Background: Obstructive sleep apnea (OSA) is a serious, common, and underdiagnosed disorder that challenges health care resources. While polysomnography (PSG) represents the standard diagnostic test for OSA, portable devices provide an alternative diagnostic tool when issues of cost, time, geographic availability, or other constraints pose impediments to in-lab testing. This study compares the NovaSom QSG, a new sleep apnea home diagnostic system, to PSG both in the laboratory and in the home.
Methods: Fifty-one consecutive adults referred to the sleep lab for suspicion of OSA underwent one night of in-lab, simultaneous recording of PSG and NovaSom QSG in addition to using the NovaSom QSG at home for three nights. Two separate comparisons were made using the apnea-hypopnea index (AHI): in-lab PSG to in-lab NovaSom QSG and in-lab PSG to home NovaSom QSG.

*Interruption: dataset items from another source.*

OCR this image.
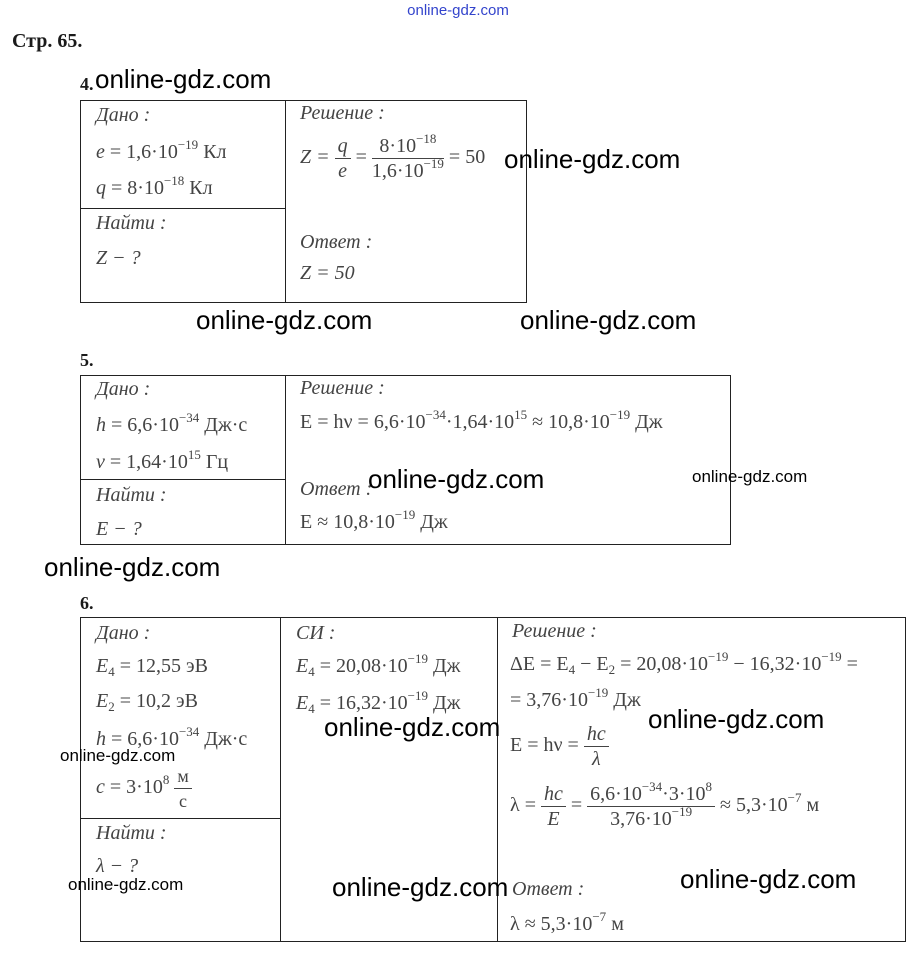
online-gdz.com
Стр. 65.
4.
Дано :
$e = 1,6\cdot 10^{-19}$ Кл
$q = 8\cdot 10^{-18}$ Кл
Найти :
Z − ?
Решение :
$Z = \frac{q}{e} = \frac{8\cdot 10^{-18}}{1,6\cdot 10^{-19}} = 50$
Ответ :
Z = 50
5.
Дано :
$h = 6,6\cdot 10^{-34}$ Дж·с
$\nu = 1,64\cdot 10^{15}$ Гц
Найти :
E − ?
Решение :
$E = h\nu = 6,6\cdot 10^{-34}\cdot 1,64\cdot 10^{15} \approx 10,8\cdot 10^{-19}$ Дж
Ответ :
$E \approx 10,8\cdot 10^{-19}$ Дж
6.
Дано :
$E_4 = 12,55$ эВ
$E_2 = 10,2$ эВ
$h = 6,6\cdot 10^{-34}$ Дж·с
$c = 3\cdot 10^8 \frac{м}{с}$
Найти :
λ − ?
СИ :
$E_4 = 20,08\cdot 10^{-19}$ Дж
$E_4 = 16,32\cdot 10^{-19}$ Дж
Решение :
$\Delta E = E_4 - E_2 = 20,08\cdot 10^{-19} - 16,32\cdot 10^{-19}$ =
= $3,76\cdot 10^{-19}$ Дж
$E = h\nu = \frac{hc}{\lambda}$
$\lambda = \frac{hc}{E} = \frac{6,6\cdot 10^{-34}\cdot 3\cdot 10^8}{3,76\cdot 10^{-19}} \approx 5,3\cdot 10^{-7}$ м
Ответ :
$\lambda \approx 5,3\cdot 10^{-7}$ м
online-gdz.com
online-gdz.com
online-gdz.com	online-gdz.com
online-gdz.com	online-gdz.com
online-gdz.com
online-gdz.com	online-gdz.com
online-gdz.com
online-gdz.com	online-gdz.com	online-gdz.com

Results: Using a clinical cut-off of AHI=15, the sensitivity and specificity of the in-lab NovaSom QSG vs. PSG were 95% and 91%, respectively. For home NovaSom QSG vs. in-lab PSG, the sensitivity was 91% and specificity was 83%. The intra-class correlation coefficient for the agreement between three separate nights of NovaSom QSG home data was 0.88.
Conclusions: In a patient population suspected of having OSA, the NovaSom QSG demonstrated acceptable sensitivity and specificity both in the lab and self-administered in the home, when compared to PSG.